Alonz and the generals joined the army as they receive the sacrament from the priests. Alonz continued to pray silently until the army was ready for the fight. In the heat of the battle, as blood flew from each body he stuck down, Alonz continued his prayers to God. After each man Alonz stuck down, he would quietly say, “Bless him, Lord.” After every parry and thrust he dodged, he would quietly say, “Thank you, Lord.”
The battle was won and the castle his in only a few hours. He praised God for his victory. They feasted in the castle’s hall, his entire army enjoying the contents of the castle’s kitchen. Half of the army would remain with Alonz to keep the castle, and half would return home to bring his father to the castle.

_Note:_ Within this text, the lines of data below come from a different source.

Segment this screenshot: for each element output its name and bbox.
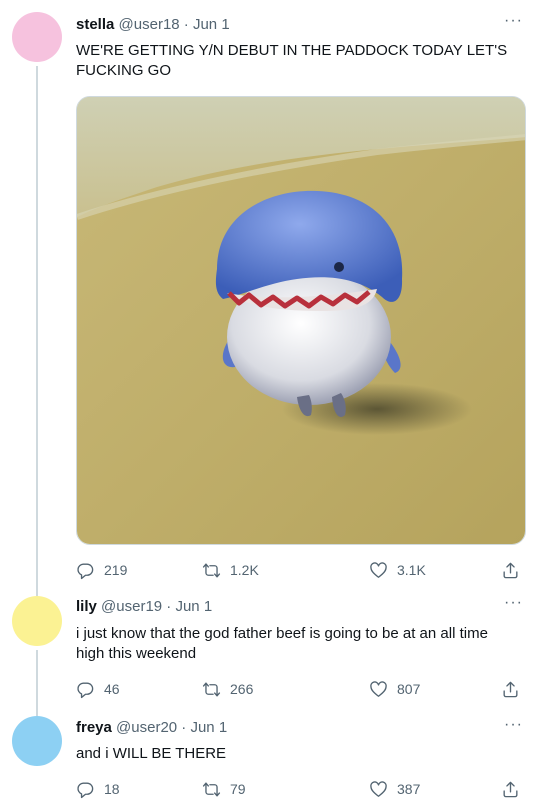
tweet-text: WE'RE GETTING Y/N DEBUT IN THE PADDOCK T… bbox=[76, 42, 508, 79]
tweet-lily[interactable]: lily @user19 · Jun 1 ··· i just know tha… bbox=[0, 590, 539, 710]
reply-count: 18 bbox=[104, 781, 120, 797]
tweet-header: freya @user20 · Jun 1 bbox=[76, 718, 527, 738]
share-button[interactable] bbox=[501, 559, 520, 581]
reply-icon bbox=[77, 562, 94, 579]
retweet-button[interactable]: 266 bbox=[202, 678, 253, 700]
more-icon[interactable]: ··· bbox=[504, 595, 523, 611]
tweet-date[interactable]: Jun 1 bbox=[193, 16, 230, 33]
thread-line bbox=[36, 650, 38, 710]
avatar[interactable] bbox=[12, 596, 62, 646]
retweet-count: 266 bbox=[230, 681, 254, 697]
reply-icon bbox=[77, 781, 94, 798]
reply-button[interactable]: 46 bbox=[76, 678, 120, 700]
heart-icon bbox=[370, 561, 387, 578]
share-icon bbox=[503, 681, 518, 697]
heart-icon bbox=[370, 780, 387, 797]
heart-icon bbox=[370, 680, 387, 697]
reply-count: 46 bbox=[104, 681, 120, 697]
like-button[interactable]: 807 bbox=[369, 678, 420, 700]
tweet-freya[interactable]: freya @user20 · Jun 1 ··· and i WILL BE … bbox=[0, 710, 539, 810]
tweet-header: stella @user18 · Jun 1 bbox=[76, 15, 527, 35]
reply-icon bbox=[77, 681, 94, 698]
user-handle[interactable]: @user18 bbox=[119, 16, 180, 33]
tweet-actions: 18 79 387 bbox=[76, 778, 526, 800]
thread-line bbox=[36, 66, 38, 590]
more-icon[interactable]: ··· bbox=[504, 717, 523, 733]
retweet-icon bbox=[202, 562, 221, 578]
tweet-actions: 219 1.2K 3.1K bbox=[76, 559, 526, 581]
retweet-button[interactable]: 1.2K bbox=[202, 559, 259, 581]
like-count: 3.1K bbox=[397, 562, 426, 578]
share-button[interactable] bbox=[501, 778, 520, 800]
share-button[interactable] bbox=[501, 678, 520, 700]
share-icon bbox=[503, 781, 518, 797]
tweet-text: i just know that the god father beef is … bbox=[76, 625, 488, 662]
tweet-text: and i WILL BE THERE bbox=[76, 745, 227, 762]
more-icon[interactable]: ··· bbox=[504, 13, 523, 29]
separator: · bbox=[183, 16, 189, 33]
retweet-icon bbox=[202, 681, 221, 697]
tweet-stella[interactable]: stella @user18 · Jun 1 ··· WE'RE GETTING… bbox=[0, 0, 539, 590]
display-name[interactable]: stella bbox=[76, 16, 114, 33]
tweet-date[interactable]: Jun 1 bbox=[175, 598, 212, 615]
user-handle[interactable]: @user19 bbox=[101, 598, 162, 615]
shark-plush-image bbox=[77, 97, 525, 544]
avatar[interactable] bbox=[12, 716, 62, 766]
retweet-button[interactable]: 79 bbox=[202, 778, 246, 800]
avatar[interactable] bbox=[12, 12, 62, 62]
tweet-actions: 46 266 807 bbox=[76, 678, 526, 700]
share-icon bbox=[503, 562, 518, 578]
like-count: 387 bbox=[397, 781, 421, 797]
like-count: 807 bbox=[397, 681, 421, 697]
like-button[interactable]: 387 bbox=[369, 778, 420, 800]
reply-button[interactable]: 18 bbox=[76, 778, 120, 800]
retweet-count: 79 bbox=[230, 781, 246, 797]
retweet-count: 1.2K bbox=[230, 562, 259, 578]
retweet-icon bbox=[202, 781, 221, 797]
reply-count: 219 bbox=[104, 562, 128, 578]
reply-button[interactable]: 219 bbox=[76, 559, 127, 581]
display-name[interactable]: lily bbox=[76, 598, 97, 615]
tweet-image[interactable] bbox=[76, 96, 526, 545]
user-handle[interactable]: @user20 bbox=[116, 719, 177, 736]
separator: · bbox=[181, 719, 187, 736]
like-button[interactable]: 3.1K bbox=[369, 559, 426, 581]
separator: · bbox=[166, 598, 172, 615]
tweet-date[interactable]: Jun 1 bbox=[190, 719, 227, 736]
tweet-header: lily @user19 · Jun 1 bbox=[76, 597, 527, 617]
display-name[interactable]: freya bbox=[76, 719, 112, 736]
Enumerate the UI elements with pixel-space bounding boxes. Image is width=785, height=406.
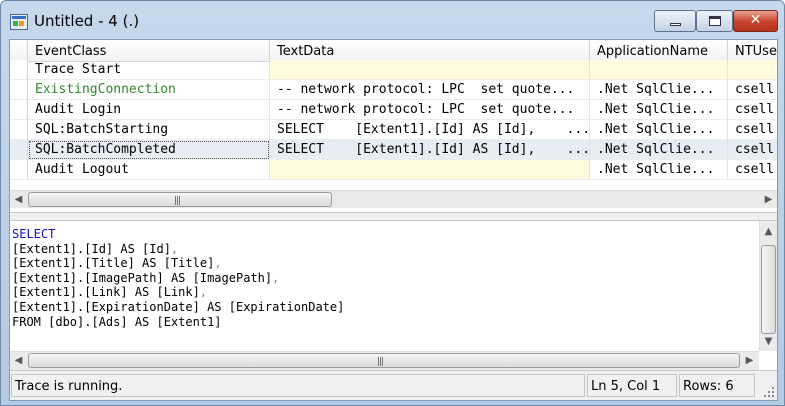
column-header-ntusername[interactable]: NTUse — [728, 40, 777, 62]
resize-grip-icon[interactable] — [762, 385, 776, 399]
text-vertical-scrollbar[interactable]: ▲ ▼ — [759, 221, 777, 351]
maximize-button[interactable] — [696, 10, 733, 32]
text-horizontal-scrollbar[interactable]: ◀ ||| ▶ — [10, 351, 759, 370]
minimize-icon — [670, 23, 681, 26]
text-vertical-scroll-thumb[interactable] — [761, 245, 776, 334]
table-row-event[interactable]: ExistingConnection — [28, 80, 270, 100]
sql-text-pane[interactable]: SELECT [Extent1].[Id] AS [Id], [Extent1]… — [10, 221, 777, 351]
minimize-button[interactable] — [654, 10, 696, 32]
table-row-event[interactable]: Audit Login — [28, 100, 270, 120]
status-cursor-position: Ln 5, Col 1 — [587, 374, 677, 397]
row-selector[interactable] — [10, 140, 28, 160]
title-bar[interactable]: Untitled - 4 (.) ✕ — [1, 1, 784, 39]
client-area: EventClass TextData ApplicationName NTUs… — [9, 39, 778, 401]
scroll-down-icon[interactable]: ▼ — [760, 333, 777, 350]
column-header-textdata[interactable]: TextData — [270, 40, 590, 62]
sql-text: .[Link] AS [Link] — [77, 285, 200, 300]
sql-text: .[ImagePath] AS [ImagePath] — [77, 270, 273, 285]
maximize-icon — [709, 16, 721, 26]
table-row-user[interactable]: csell — [728, 160, 777, 180]
scroll-left-icon[interactable]: ◀ — [10, 352, 27, 369]
sql-comma: , — [170, 241, 179, 256]
row-selector[interactable] — [10, 120, 28, 140]
sql-comma: , — [199, 285, 208, 300]
sql-keyword-select: SELECT — [12, 227, 56, 241]
row-selector[interactable] — [10, 100, 28, 120]
window-title: Untitled - 4 (.) — [34, 12, 140, 30]
table-row-app[interactable]: .Net SqlClie... — [590, 100, 728, 120]
sql-text: .[Id] AS [Id] — [77, 241, 171, 256]
sql-text: .[ExpirationDate] AS [ExpirationDate] — [77, 299, 345, 314]
status-row-count: Rows: 6 — [679, 374, 755, 397]
scroll-up-icon[interactable]: ▲ — [760, 223, 777, 240]
sql-comma: , — [272, 270, 280, 285]
sql-text: [Extent1] — [12, 285, 78, 300]
table-row-event[interactable]: Audit Logout — [28, 160, 270, 180]
sql-text: [Extent1] — [12, 256, 78, 271]
close-icon: ✕ — [749, 12, 762, 28]
pane-splitter[interactable] — [10, 212, 777, 221]
grid-scroll-thumb[interactable]: ||| — [28, 192, 332, 207]
table-row-text[interactable]: SELECT [Extent1].[Id] AS [Id], ... — [270, 120, 590, 140]
table-row-app[interactable]: .Net SqlClie... — [590, 140, 728, 160]
table-row-event[interactable]: Trace Start — [28, 60, 270, 80]
close-button[interactable]: ✕ — [733, 10, 778, 32]
table-row-user[interactable]: csell — [728, 80, 777, 100]
sql-text: [Extent1] — [12, 241, 78, 256]
status-message: Trace is running. — [11, 374, 585, 397]
row-selector[interactable] — [10, 160, 28, 180]
table-row-event[interactable]: SQL:BatchStarting — [28, 120, 270, 140]
scroll-left-icon[interactable]: ◀ — [10, 191, 27, 208]
sql-text: .[Title] AS [Title] — [77, 256, 215, 271]
row-selector[interactable] — [10, 80, 28, 100]
table-row-event-selected[interactable]: SQL:BatchCompleted — [28, 140, 270, 160]
table-row-app[interactable]: .Net SqlClie... — [590, 80, 728, 100]
table-row-text[interactable] — [270, 160, 590, 180]
scroll-right-icon[interactable]: ▶ — [741, 352, 758, 369]
profiler-app-icon — [10, 14, 28, 30]
trace-window: Untitled - 4 (.) ✕ EventClass TextData A… — [0, 0, 785, 406]
table-row-text[interactable]: -- network protocol: LPC set quote... — [270, 100, 590, 120]
sql-text: [Extent1] — [12, 299, 78, 314]
table-row-text[interactable]: -- network protocol: LPC set quote... — [270, 80, 590, 100]
table-row-text[interactable] — [270, 60, 590, 80]
sql-comma: , — [214, 256, 222, 271]
grip-icon: ||| — [377, 357, 384, 367]
scroll-right-icon[interactable]: ▶ — [760, 191, 777, 208]
grid-horizontal-scrollbar[interactable]: ◀ ||| ▶ — [10, 190, 777, 208]
status-bar: Trace is running. Ln 5, Col 1 Rows: 6 — [10, 370, 777, 400]
text-scroll-thumb[interactable]: ||| — [28, 353, 740, 368]
column-header-eventclass[interactable]: EventClass — [28, 40, 270, 62]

When his father came, Alonz had the staff prepare another feast. Before the feasting could begin, Alonz brought the crown of Kenther to his father. He knelt on one knee, bowed his head, and held the crown out to his father.
“Your highness, I present to you the kingship of Kenther.”
His father stood from his place at the table and gestured for Alonz to stand. He then took the crown from his son’s hands. He turned to the hall whose eyes were on them now.
“You have won this Kingdom for your father and for this I am pleased and made proud.” He turned to his son. “I would further be proud and pleased if you were to rule this kingdom in my stead.”
He placed the crown upon his son’s head and said, “All Hail King Alonz.”
The hall erupted in applause. The food and drink was served and the castle was awash with merriment for everyone except Alonz. He was now to rule this place, a King who must sin to rule. He needed someone to pray for his soul.